Diyarbakır’da 6-7 Ekim 2014’te Kobani (Ayn el-Arap) bahanesiyle düzenlenen izinsiz gösterilerde Yasin Börü, Ahmet Dakak, Riyat Güneş ve Hasan Gökguz’un öldürülmesiyle ilgili 41 sanığın yargılandığı davanın karar duruşması, bazı sanık avukatlarının mazeret bildirerek katılmaması nedeniyle üçüncü kez ertelendi.
Güvenlik gerekçesiyle Diyarbakır’dan Ankara 2. Ağır Ceza Mahkemesine alınan davanın 14’üncü duruşmasına tutuklu sanıklar ile şikayetçi aileler ve tarafların avukatları katıldı.

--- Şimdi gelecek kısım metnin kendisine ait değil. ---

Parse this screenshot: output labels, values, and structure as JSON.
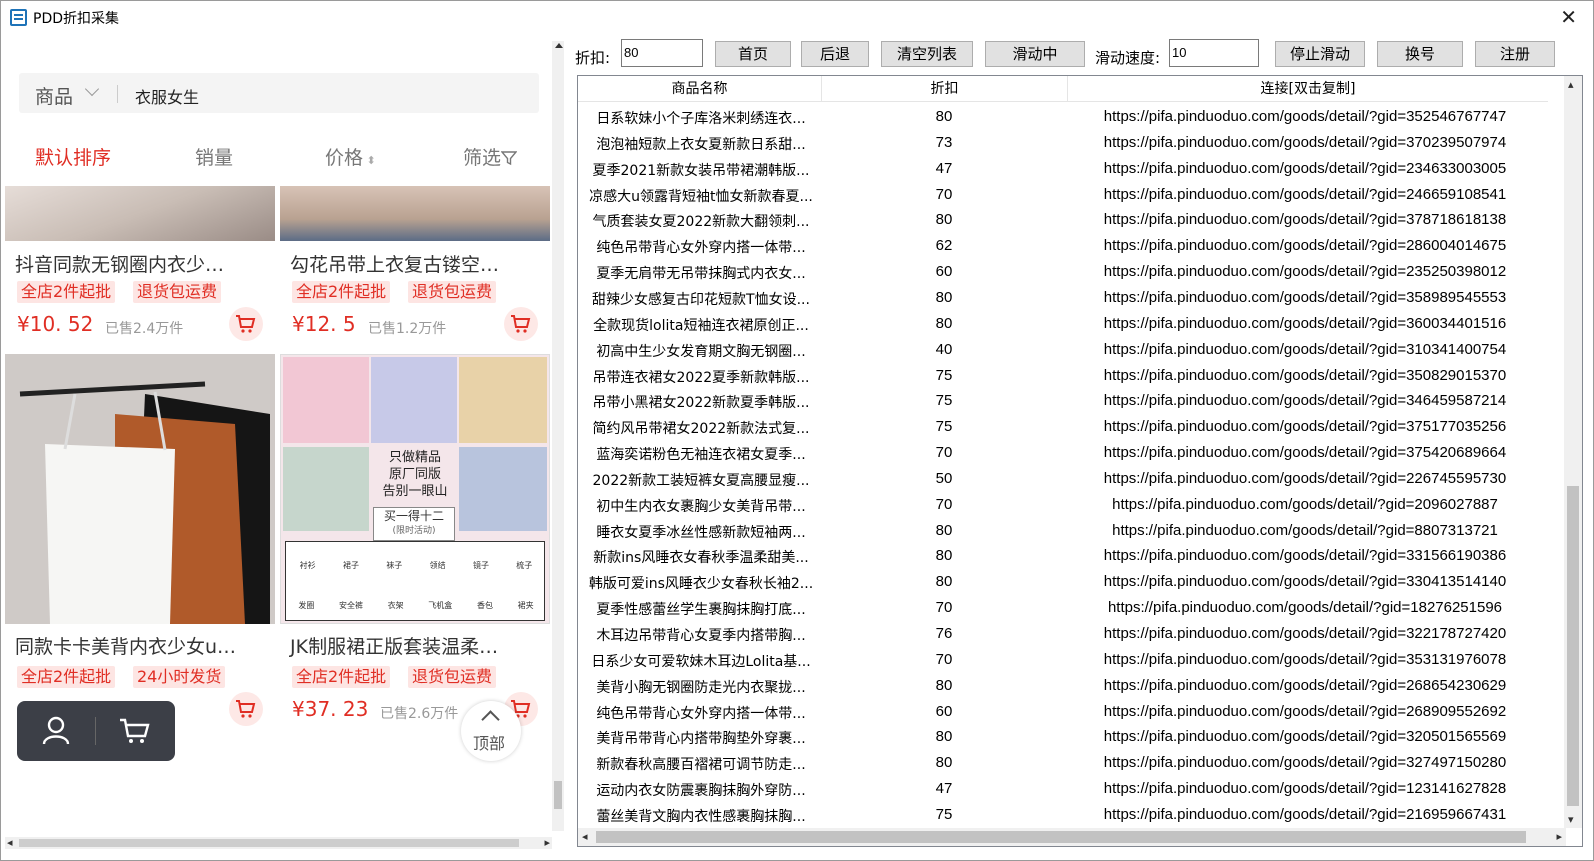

Sanıklardan suça sürüklenen çocuk F.G’nin, “avukatının duruşmaya katılmaması için kendisine baskı yapıldığı” yönündeki dilekçesini dosyaya ekleyen Mahkeme Başkanı Hüsamettin Otçu, bir önceki celsede gerekli uyarıları yapmasına rağmen tutuklu sanıklardan 11’inin avukatının duruşmaya katılmadığını belirtti.
Otçu, “Gerek F.G’nin yazılı dilekçesinden, gerekse gerekçesiz mazeretlerden de anlaşıldığı üzere dosyanın karara çıkmasını engellemek için hazır olmayanlarla ilgili bir sonraki celsede gerekirse baro başkanlığına müzekkere yazılarak vekilleri veya müdafileri olmasa dahi barodan avukat talep etmeyi düşünüyoruz. Bu celse mütalaaya karşı son savunmaları alabiliriz. Bir dahaki celse hazır olan avukatlardan gelmeyen olursa duruşma başlamadan barodan avukat tayinini sağlayacağız.” ifadelerini kullandı.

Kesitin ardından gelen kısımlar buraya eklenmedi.